From the recording Dubliners Sung


Snow fell that Christmas at the annual dance
On the streets of Usher’s Island where a gaunt house did stand.
It fell on the carriages emptying of guests,
On the finest attired, on the shabbily dressed,
It fell unrelenting in whistles and whirls
As they climbed up the stairs to a chandeliered world.

Snow fell that Christmas as the Dubliners waltzed,
Reminiscing of opera and of theatre lost,
It fell as they feasted on goose and on ham,
On puddings and sweetcakes, on fruit, and on jam.
It fell as they toasted with sherry and song,
The three haggard spinsters of an age all but gone.

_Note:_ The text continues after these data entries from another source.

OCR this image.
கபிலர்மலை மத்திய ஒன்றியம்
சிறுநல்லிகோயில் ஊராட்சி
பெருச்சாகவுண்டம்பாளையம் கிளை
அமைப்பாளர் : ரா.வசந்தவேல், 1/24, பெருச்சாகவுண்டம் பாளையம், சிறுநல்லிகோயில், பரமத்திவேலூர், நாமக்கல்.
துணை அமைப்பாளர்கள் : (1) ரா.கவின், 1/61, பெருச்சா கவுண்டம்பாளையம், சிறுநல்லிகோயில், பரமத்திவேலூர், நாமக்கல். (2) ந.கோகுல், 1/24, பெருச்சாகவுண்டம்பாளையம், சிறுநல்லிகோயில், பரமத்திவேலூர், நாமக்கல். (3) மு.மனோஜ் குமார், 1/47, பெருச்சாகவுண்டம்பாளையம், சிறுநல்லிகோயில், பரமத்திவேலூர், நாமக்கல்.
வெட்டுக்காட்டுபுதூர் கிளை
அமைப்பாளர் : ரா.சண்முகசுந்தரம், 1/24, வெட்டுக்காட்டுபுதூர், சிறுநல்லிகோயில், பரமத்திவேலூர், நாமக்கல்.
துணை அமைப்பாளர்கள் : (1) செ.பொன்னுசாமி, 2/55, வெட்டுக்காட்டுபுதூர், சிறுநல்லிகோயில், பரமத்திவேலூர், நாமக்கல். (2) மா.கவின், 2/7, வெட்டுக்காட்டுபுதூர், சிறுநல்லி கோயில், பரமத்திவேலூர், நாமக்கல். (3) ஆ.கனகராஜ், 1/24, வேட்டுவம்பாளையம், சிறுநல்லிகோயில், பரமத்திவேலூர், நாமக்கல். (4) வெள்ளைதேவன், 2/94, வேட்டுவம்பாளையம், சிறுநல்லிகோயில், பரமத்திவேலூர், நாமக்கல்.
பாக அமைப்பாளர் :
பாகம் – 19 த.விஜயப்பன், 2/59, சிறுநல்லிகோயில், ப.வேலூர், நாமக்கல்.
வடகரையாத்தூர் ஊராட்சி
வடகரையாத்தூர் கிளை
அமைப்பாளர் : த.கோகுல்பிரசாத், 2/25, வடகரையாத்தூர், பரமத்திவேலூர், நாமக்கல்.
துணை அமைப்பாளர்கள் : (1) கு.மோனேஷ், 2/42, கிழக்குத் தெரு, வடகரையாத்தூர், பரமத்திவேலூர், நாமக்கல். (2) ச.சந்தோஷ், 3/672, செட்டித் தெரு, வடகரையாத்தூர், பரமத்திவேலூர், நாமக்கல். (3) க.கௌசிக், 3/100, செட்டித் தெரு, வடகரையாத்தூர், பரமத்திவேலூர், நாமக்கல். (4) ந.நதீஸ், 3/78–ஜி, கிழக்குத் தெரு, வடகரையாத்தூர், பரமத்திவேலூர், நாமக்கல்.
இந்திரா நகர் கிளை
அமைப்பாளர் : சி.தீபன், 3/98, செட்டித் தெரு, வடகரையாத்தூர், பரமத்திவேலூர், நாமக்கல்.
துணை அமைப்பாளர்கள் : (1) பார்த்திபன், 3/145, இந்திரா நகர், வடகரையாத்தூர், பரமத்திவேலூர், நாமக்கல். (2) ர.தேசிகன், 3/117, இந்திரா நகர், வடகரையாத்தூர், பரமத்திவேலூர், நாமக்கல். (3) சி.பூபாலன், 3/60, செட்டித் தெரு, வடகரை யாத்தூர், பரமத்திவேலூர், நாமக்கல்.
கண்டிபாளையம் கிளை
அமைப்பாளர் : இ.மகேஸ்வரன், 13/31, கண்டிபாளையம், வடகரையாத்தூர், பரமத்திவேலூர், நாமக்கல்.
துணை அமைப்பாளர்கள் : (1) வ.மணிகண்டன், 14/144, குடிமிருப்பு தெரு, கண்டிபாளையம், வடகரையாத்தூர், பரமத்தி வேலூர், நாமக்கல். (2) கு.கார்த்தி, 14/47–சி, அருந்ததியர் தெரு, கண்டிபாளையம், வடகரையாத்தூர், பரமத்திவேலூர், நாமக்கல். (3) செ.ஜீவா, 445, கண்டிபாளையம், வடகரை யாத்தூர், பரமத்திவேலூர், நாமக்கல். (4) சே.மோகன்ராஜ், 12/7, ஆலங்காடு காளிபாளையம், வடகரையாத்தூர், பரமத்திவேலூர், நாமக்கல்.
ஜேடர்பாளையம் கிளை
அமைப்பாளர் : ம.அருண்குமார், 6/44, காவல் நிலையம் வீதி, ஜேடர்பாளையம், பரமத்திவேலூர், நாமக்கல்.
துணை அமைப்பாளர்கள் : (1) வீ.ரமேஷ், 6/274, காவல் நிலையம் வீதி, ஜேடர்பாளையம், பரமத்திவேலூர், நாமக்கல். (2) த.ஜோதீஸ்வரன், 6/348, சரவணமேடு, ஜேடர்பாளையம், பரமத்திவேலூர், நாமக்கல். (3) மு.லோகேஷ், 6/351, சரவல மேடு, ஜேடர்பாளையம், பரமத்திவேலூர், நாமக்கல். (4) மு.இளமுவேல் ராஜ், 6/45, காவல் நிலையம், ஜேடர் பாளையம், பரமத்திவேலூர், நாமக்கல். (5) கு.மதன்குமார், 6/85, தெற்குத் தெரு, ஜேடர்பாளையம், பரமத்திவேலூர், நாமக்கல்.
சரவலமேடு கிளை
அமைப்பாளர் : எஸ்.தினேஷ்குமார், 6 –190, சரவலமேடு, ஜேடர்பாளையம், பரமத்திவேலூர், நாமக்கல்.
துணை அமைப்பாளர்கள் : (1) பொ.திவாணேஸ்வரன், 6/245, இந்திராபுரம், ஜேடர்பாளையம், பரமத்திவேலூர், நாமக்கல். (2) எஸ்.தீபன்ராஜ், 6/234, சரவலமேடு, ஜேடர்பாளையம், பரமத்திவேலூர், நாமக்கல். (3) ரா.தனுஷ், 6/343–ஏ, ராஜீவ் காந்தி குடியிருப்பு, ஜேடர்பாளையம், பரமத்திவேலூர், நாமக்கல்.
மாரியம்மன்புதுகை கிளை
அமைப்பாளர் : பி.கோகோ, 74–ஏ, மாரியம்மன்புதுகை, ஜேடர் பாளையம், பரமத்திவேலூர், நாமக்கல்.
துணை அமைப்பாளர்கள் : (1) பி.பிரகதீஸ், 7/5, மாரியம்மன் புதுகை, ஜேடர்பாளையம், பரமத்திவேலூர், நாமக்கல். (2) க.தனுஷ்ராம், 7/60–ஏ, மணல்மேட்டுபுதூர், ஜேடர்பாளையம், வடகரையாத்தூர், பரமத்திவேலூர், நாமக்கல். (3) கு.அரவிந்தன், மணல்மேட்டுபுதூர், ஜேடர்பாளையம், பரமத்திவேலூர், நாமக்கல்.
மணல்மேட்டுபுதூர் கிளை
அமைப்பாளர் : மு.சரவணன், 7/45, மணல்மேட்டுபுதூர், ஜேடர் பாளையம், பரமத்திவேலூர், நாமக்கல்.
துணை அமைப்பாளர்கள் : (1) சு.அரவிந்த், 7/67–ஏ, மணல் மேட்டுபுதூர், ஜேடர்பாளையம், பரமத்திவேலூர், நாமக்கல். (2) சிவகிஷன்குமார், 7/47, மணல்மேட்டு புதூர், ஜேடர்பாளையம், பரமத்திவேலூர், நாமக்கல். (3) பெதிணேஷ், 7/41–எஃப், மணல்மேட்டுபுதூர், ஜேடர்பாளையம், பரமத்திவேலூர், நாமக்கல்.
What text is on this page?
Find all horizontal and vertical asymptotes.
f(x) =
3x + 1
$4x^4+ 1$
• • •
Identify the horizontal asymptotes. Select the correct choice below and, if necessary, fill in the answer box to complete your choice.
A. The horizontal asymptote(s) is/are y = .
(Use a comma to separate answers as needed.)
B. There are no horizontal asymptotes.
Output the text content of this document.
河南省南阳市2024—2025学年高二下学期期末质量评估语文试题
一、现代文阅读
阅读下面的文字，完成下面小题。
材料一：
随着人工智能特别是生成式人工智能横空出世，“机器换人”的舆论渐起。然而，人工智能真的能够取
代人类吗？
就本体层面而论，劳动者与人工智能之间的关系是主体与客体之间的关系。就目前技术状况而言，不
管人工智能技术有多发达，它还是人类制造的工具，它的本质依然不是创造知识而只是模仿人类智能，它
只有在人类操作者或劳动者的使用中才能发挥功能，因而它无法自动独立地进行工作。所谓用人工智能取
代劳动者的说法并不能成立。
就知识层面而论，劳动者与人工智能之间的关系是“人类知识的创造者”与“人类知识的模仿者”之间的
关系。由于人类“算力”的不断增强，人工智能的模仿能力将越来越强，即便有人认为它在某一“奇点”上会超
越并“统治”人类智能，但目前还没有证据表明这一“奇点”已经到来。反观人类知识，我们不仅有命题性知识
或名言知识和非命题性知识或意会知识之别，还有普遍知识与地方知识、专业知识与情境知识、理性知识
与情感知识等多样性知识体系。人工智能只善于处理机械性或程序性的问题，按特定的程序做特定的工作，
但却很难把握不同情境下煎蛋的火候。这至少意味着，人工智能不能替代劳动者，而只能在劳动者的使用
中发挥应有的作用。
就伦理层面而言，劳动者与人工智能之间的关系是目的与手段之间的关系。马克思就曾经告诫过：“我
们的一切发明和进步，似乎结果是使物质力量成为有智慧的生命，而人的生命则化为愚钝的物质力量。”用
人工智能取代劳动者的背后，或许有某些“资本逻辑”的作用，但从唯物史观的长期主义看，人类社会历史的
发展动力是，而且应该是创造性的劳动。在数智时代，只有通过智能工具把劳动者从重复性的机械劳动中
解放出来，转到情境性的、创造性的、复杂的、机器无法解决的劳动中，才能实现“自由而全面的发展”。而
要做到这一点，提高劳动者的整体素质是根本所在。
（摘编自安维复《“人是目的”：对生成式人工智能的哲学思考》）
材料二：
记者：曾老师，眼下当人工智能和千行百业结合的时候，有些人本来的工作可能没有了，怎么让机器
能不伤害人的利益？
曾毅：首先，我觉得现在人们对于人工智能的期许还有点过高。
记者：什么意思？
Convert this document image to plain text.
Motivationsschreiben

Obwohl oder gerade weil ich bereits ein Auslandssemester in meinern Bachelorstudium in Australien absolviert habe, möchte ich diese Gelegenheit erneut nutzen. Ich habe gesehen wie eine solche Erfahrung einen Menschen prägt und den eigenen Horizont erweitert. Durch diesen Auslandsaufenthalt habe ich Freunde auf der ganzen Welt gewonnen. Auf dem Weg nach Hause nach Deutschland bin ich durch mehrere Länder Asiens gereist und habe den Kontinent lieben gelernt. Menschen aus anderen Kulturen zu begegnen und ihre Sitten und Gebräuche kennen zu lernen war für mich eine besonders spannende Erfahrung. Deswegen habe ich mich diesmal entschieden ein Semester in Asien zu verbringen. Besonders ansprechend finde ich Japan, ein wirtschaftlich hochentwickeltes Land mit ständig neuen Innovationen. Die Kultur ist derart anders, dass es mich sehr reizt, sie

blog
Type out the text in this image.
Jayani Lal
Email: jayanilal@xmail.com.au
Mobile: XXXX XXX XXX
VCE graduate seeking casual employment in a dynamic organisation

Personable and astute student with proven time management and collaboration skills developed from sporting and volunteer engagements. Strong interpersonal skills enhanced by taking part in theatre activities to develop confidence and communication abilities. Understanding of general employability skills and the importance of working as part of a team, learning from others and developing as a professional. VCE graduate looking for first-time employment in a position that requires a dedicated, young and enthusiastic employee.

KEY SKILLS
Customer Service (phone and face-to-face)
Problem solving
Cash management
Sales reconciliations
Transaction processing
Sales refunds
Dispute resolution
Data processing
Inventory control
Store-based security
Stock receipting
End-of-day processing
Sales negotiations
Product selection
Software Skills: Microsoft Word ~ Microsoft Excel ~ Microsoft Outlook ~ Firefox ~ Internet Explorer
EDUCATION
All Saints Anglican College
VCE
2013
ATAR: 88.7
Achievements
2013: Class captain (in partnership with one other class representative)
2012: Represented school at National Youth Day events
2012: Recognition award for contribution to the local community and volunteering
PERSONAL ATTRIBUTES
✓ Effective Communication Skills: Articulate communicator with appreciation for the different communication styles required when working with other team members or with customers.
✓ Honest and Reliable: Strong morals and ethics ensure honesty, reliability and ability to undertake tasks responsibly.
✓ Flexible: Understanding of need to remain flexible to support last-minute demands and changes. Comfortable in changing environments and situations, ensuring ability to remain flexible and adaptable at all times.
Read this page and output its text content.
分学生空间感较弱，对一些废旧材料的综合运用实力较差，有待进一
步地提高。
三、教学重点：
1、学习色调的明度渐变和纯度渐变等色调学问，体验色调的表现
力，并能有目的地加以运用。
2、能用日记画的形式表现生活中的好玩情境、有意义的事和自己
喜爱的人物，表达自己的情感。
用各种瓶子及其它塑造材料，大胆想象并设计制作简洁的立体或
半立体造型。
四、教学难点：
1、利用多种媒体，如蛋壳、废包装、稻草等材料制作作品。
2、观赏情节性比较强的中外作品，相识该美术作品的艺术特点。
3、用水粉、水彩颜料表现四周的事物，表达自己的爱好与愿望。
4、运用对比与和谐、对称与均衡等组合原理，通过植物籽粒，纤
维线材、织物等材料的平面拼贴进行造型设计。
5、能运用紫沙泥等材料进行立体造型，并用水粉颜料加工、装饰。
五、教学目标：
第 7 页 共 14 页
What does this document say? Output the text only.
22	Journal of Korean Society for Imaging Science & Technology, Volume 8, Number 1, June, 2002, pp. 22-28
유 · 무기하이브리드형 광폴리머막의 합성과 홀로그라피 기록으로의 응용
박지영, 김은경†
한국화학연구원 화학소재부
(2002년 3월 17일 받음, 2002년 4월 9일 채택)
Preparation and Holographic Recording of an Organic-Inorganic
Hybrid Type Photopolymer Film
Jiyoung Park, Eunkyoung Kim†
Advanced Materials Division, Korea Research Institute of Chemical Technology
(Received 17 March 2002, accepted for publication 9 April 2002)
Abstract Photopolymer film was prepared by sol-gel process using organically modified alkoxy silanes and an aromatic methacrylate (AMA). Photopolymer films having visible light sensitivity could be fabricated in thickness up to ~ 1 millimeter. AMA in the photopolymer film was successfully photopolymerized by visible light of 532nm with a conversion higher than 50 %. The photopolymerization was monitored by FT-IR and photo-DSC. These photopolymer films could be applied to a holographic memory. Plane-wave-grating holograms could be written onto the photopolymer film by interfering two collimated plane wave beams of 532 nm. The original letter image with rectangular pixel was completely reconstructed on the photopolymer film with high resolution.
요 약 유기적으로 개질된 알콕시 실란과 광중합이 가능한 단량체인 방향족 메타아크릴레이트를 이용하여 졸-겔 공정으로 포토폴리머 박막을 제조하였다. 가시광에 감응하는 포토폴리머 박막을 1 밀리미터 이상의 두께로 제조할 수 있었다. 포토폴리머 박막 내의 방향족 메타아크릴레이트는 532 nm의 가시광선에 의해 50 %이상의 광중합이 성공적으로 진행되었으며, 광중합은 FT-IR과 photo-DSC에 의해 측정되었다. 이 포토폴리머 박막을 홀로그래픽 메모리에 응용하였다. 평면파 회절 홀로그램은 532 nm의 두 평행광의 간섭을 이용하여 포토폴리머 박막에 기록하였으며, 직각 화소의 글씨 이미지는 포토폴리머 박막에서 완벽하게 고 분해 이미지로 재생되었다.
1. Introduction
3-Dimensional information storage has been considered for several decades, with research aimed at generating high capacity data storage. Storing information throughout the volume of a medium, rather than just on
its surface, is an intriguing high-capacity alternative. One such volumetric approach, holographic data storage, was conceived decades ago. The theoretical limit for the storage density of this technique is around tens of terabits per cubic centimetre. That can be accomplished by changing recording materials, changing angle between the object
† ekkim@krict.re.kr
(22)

Snow fell that Christmas during Gabriel's speech
On memories, tradition, and hospitality.                          
It fell on the lodge where his wife later cried
For a childhood sweetheart who for her sake had died.
It fell as he wished he could turn back the page,
To die in young glory than to wither with age.

Snow fell that Christmas all over Ireland,
On the dark central plain, on the bog of Allen,
On the mutinous Shannon, on the churchyards forlorn,
On the statues of martyrs, on the crosses, and the thorns,
It fell, gently falling as the night onward sped,  
It fell faintly falling on the living and the dead.